Open Heart Protocol

The Open Heart protocol lets an anonymous user sends an emoji reaction to a URL.

How

Set up an endpoint to receive an Open Heart POST request like this one:

curl -d '🥨' -X POST 'https://api.openheart.fyi'

A Open Heart message should contain of a single emoji sequence. However, the emoji sequence may be followed by arbitrary data which the server is expected to ignore.

This allows HTML <form>s to post reactions using the Open Heart protocol through an empty input. In this case, the payload will be 🥨=.

<form action="https://api.openheart.fyi" method="POST" enctype="text/plain">
  <button name="🥨">🥨</button>
</form>

Server code

Example

Public API

Alternatively, you can use api.oh provided by us. See the repository for more details.

UI

It’s a good idea to give visitors an easy way to send such requests; for example, with:

Count

Optionally, a GET request to the same URL may respond with the emoji reaction counts.

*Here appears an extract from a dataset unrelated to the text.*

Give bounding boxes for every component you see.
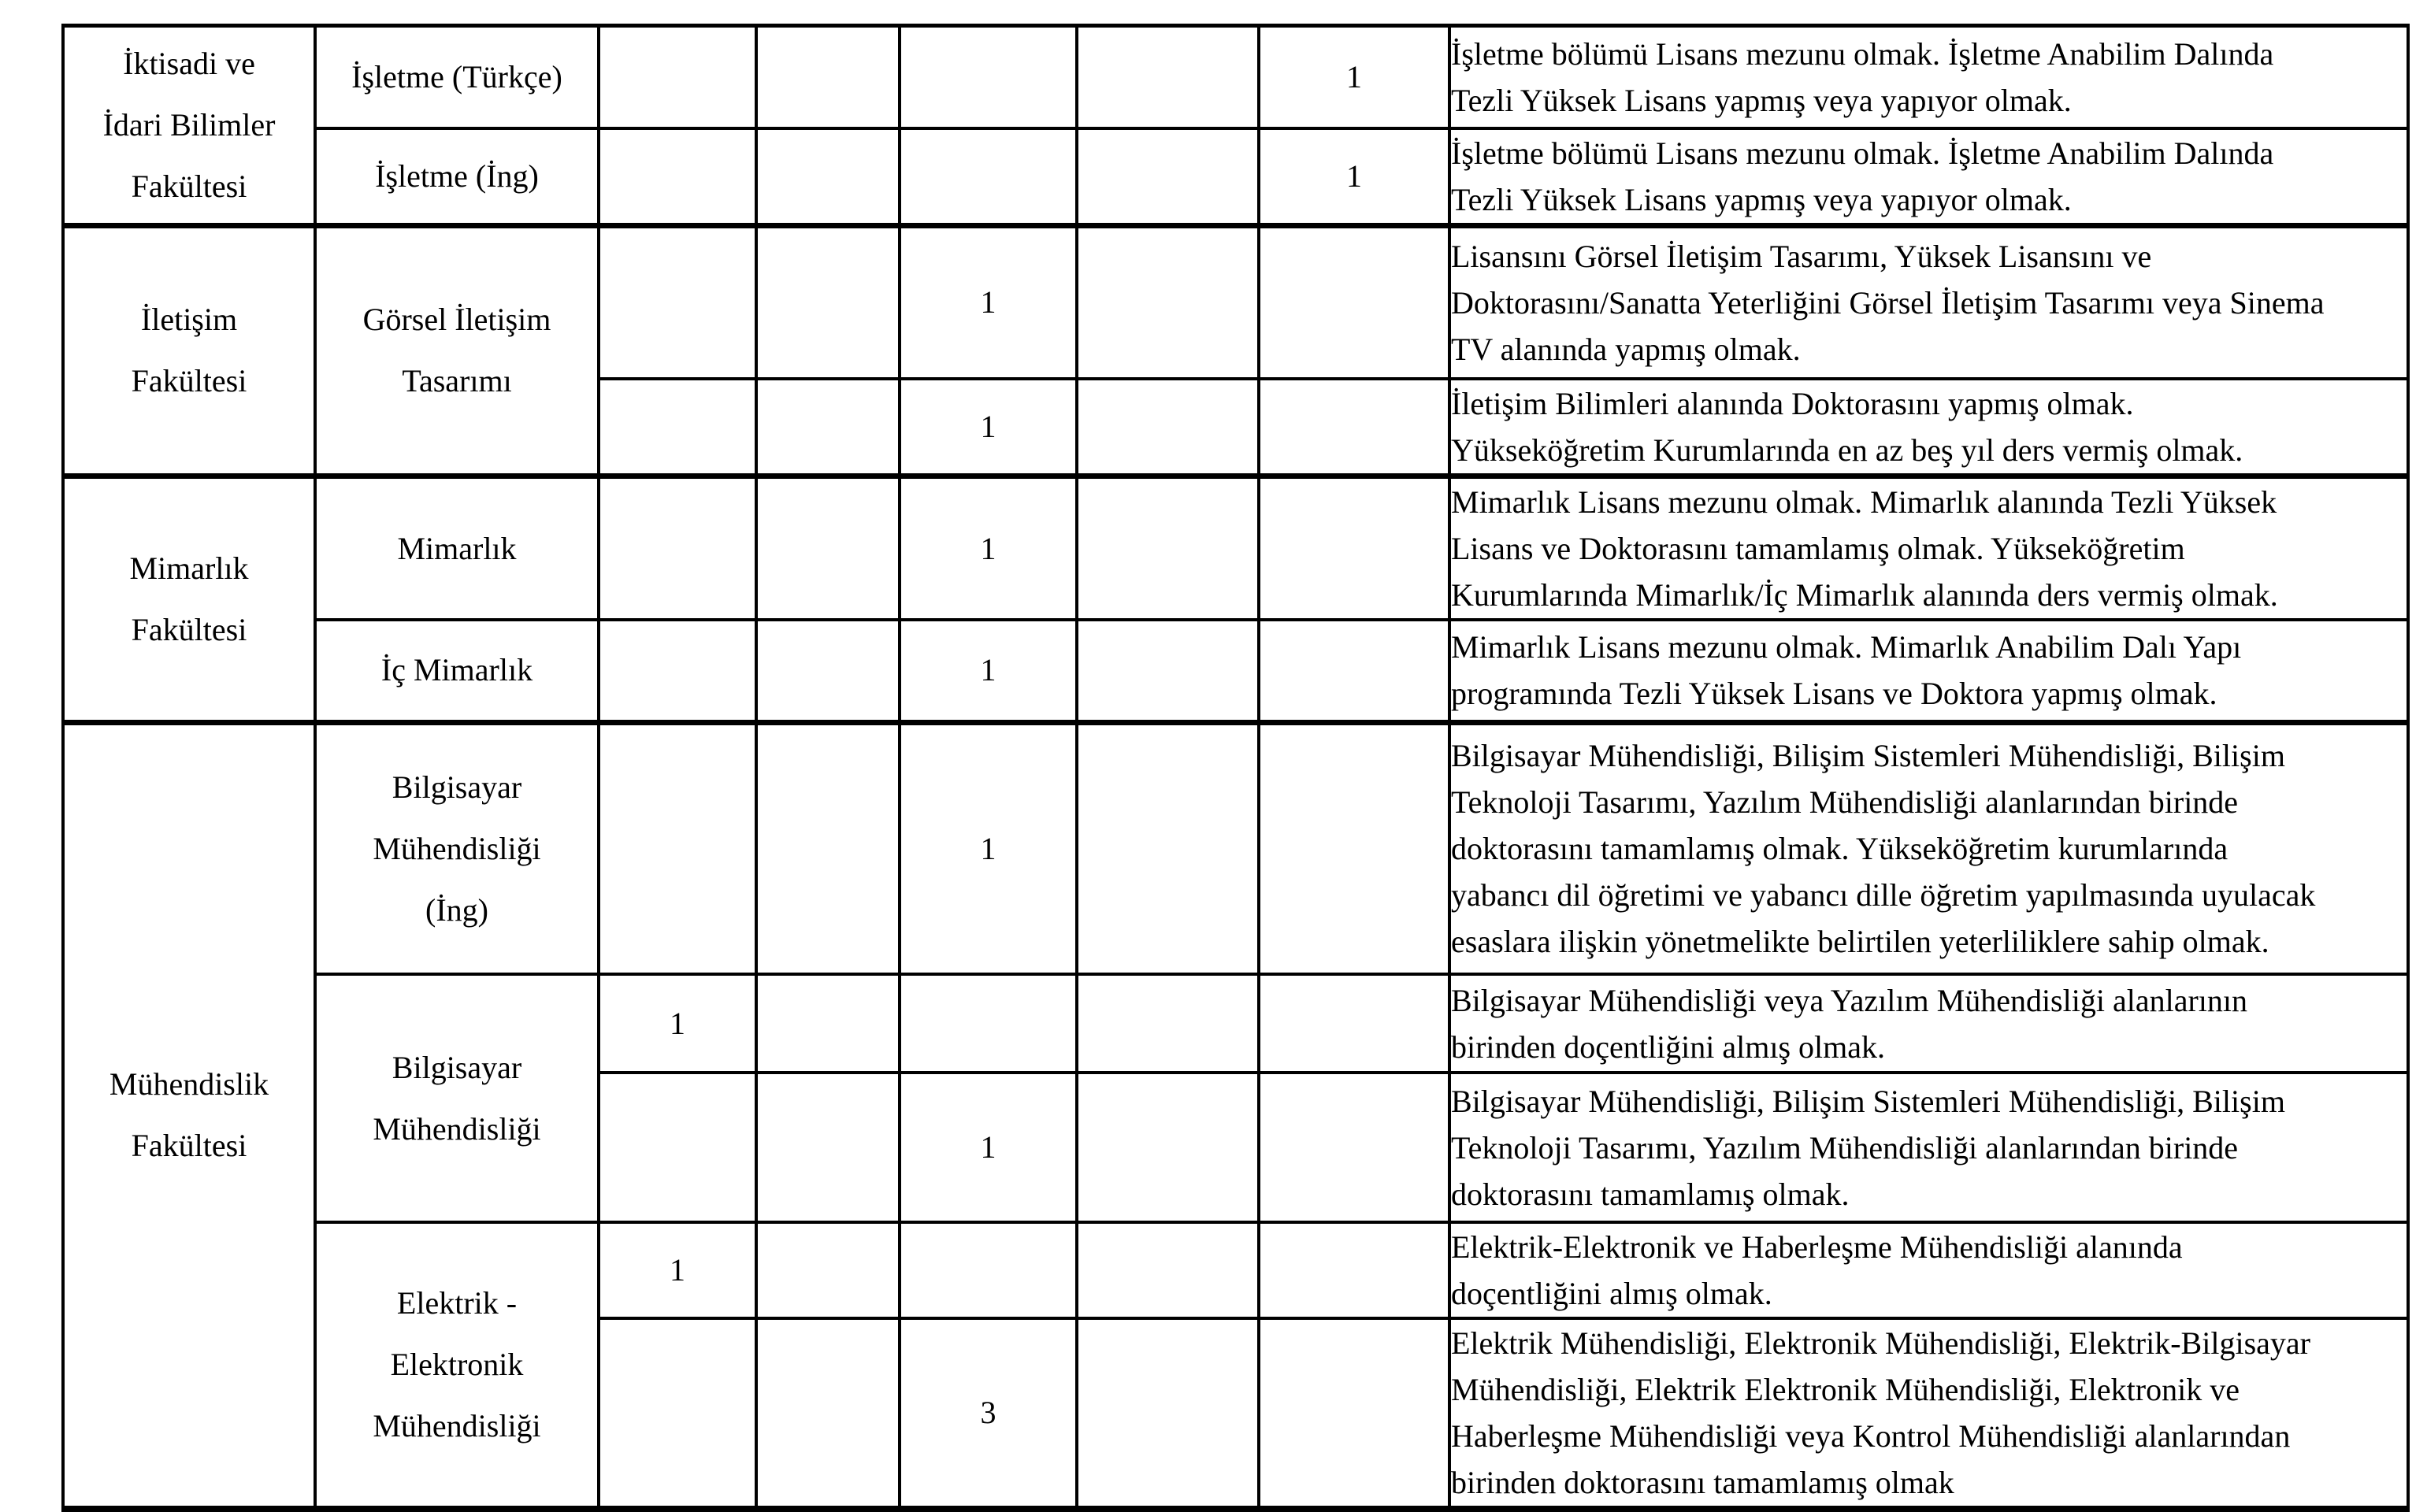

curl 'https://api.openheart.fyi'

The response should be a JSON object mapping Emoji (as Strings) to their count (as Numbers):

{"❤️": 14,"🫀": 12,"🥨": 22}

If reaction counts are write-only, the server should respond with a 403 or a 404.

Questions

Why not WebMention?

This is much, much, much simpler.

What happens after POST?

The author of the endpoint decides.

What if the someone repeatedly sends emoji to my server?

It shows they may be quite enthusiastic.

What if I don’t want to receive some emoji?

Create a server-side allow list or disallow list and respond with a 400.